3. CONCLUSÕES DO AUTOR

Basarab Nicolescu finaliza o livro reafirmando o testemunho sobre a transdisciplinaridade e seu Manifesto que oferece a possibilidade de um desenvolvimento cultural e espiritual. O autor ressalta a relevância da flexibilidade e da reformulação de crenças epistemológicas que irão facilitar a produção do conhecimento e da educação, no sentido de promover uma mudança na forma de ensinar.

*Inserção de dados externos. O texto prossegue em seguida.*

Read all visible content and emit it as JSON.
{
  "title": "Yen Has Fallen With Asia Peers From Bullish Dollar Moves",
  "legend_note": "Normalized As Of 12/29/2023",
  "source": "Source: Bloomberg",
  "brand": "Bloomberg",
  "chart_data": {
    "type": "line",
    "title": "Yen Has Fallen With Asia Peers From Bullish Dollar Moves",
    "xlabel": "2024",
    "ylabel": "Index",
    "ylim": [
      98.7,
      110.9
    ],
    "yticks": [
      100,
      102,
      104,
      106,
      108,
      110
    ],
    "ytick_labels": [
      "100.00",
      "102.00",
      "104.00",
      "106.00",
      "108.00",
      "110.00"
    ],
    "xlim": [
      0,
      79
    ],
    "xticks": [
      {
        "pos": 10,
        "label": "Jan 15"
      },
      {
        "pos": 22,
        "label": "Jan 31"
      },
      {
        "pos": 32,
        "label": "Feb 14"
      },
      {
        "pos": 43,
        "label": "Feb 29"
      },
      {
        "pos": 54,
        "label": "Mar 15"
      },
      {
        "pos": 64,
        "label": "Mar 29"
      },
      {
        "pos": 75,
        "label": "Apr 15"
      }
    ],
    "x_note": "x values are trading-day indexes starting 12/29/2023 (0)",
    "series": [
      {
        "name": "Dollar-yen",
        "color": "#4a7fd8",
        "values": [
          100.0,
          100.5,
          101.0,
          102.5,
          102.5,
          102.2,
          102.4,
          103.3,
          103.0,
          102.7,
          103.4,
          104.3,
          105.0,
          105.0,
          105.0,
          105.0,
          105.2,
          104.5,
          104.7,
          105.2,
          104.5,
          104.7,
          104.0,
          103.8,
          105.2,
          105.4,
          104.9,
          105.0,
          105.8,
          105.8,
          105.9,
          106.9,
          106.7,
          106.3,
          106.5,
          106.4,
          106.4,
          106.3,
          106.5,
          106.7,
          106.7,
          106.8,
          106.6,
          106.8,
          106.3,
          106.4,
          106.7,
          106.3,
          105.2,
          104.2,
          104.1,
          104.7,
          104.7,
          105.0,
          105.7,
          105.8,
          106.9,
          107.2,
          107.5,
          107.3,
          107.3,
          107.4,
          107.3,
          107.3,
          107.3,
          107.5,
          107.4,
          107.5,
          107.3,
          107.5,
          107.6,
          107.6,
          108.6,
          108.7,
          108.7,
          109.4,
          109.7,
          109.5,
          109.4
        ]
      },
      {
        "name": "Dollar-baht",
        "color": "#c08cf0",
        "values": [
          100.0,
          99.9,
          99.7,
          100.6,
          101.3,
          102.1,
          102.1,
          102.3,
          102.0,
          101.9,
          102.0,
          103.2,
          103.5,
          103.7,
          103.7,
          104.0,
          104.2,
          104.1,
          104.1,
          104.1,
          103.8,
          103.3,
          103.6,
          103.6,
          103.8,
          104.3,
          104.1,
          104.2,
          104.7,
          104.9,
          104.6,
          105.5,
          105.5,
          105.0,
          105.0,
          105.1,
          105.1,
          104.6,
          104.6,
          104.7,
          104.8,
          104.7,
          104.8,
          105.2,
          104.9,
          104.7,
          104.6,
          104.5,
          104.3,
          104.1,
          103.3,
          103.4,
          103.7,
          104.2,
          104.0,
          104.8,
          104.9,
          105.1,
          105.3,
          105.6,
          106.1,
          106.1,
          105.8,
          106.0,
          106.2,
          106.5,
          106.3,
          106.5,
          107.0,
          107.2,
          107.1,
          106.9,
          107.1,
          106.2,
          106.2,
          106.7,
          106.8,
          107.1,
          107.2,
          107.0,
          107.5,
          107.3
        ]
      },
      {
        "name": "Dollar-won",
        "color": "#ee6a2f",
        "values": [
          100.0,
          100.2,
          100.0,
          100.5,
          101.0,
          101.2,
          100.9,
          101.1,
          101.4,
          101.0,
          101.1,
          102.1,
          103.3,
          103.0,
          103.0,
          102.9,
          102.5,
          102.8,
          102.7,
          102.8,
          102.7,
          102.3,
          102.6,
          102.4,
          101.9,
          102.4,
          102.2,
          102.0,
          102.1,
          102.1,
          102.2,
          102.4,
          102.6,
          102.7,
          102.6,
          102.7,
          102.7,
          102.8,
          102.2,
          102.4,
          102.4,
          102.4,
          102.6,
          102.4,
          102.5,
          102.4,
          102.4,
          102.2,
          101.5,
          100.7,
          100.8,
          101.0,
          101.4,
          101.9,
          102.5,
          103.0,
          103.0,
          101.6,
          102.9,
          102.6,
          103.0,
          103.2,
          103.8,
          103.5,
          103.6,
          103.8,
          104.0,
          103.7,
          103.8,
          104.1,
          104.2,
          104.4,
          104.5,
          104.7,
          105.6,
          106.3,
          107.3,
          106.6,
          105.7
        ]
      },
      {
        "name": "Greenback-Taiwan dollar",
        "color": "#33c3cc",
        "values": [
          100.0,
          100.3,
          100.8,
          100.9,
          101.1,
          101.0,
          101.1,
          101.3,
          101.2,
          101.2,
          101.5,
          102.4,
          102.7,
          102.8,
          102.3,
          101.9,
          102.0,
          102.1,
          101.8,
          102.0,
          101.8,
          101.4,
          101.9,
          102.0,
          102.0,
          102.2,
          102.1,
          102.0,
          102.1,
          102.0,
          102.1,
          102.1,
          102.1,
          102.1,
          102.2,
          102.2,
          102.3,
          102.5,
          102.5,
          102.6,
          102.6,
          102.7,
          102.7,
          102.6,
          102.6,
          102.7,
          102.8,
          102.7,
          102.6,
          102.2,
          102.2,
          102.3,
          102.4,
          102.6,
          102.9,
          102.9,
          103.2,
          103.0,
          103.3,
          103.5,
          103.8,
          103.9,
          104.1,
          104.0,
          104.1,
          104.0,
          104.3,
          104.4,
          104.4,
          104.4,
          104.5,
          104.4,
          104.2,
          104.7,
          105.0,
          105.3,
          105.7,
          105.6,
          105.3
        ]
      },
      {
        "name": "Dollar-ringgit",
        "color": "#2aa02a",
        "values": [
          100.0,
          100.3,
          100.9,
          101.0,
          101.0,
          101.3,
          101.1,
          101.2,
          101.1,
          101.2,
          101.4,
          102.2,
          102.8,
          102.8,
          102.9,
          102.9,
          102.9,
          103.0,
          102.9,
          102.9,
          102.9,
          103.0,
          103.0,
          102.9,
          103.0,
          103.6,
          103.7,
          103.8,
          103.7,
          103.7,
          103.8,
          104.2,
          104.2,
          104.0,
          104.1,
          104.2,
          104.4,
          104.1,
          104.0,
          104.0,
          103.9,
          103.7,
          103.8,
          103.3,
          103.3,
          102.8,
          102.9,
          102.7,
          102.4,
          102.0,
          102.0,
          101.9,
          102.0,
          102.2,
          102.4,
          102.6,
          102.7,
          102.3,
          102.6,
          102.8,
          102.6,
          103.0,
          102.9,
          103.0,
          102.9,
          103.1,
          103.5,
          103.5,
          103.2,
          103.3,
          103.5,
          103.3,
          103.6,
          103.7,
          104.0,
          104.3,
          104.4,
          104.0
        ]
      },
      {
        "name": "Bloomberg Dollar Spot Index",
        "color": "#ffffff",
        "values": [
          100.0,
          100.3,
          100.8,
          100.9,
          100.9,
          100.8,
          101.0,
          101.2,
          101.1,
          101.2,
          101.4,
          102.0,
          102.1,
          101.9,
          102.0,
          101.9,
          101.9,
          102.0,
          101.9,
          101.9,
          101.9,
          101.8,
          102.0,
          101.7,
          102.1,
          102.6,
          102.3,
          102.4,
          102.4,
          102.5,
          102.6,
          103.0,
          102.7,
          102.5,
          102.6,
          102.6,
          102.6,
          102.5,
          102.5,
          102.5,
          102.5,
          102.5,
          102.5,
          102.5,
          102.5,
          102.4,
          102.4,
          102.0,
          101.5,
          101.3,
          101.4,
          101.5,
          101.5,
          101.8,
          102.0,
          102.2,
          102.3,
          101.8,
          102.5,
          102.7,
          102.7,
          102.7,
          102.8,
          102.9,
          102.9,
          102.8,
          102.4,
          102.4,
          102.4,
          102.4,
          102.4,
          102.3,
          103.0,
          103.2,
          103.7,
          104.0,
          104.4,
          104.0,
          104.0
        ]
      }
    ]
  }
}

4. QUADRO DE REFERÊNCIAS DO AUTOR

NICOLESCU, Basarab. O Manifesto da Transdisciplinaridade. São Paulo: Triom, 2001.

5. APRECIAÇÃO

O autor promove uma discussão sobre o Manifesto da Transdisciplinaridade fazendo uma abordagem crítica e analítica sobre a mecânica quântica e sua influência para a aplicabilidade da transdisciplinaridade no ensino-aprendizagem.
Nicolescu é considerado um dos mais atuantes e respeitados físicos teóricos no cenário científico, além de ser especialista na teoria das partículas elementares e autor de diversos livros e centenas de artigos publicados em revistas especializadas e livros científicos coletivos na Europa, nos Estados Unidos, no Japão e no Brasil.
Possui ainda, uma ótica sobre a aprendizagem e ao processo de produção de conhecimento e de como, a transdisciplinaridade pode facilitar essa aprendizagem. O autor busca, por meio do texto, ressaltar a urgência de resgate do ser humano para uma cultura de vida em nosso planeta.
Basarab Nicolescu (2001) propõe o surgimento do homem com espírito investigativo e criativo para que possa situar-se e reconhecer-se perante outro como humano em sua dignidade, a fim de que a educação integral do ser humano harmonize efetividade e afetividade, sendo capaz de apontar caminhos a uma vida plena.
A obra contribui para uma reflexão sobre a relevância de novos métodos a serem utilizados por professores e pesquisadores que venham a facilitar a compreensão dos eventos a serem registrados, com os dados coletados que levam ao fazer por meio do pensar.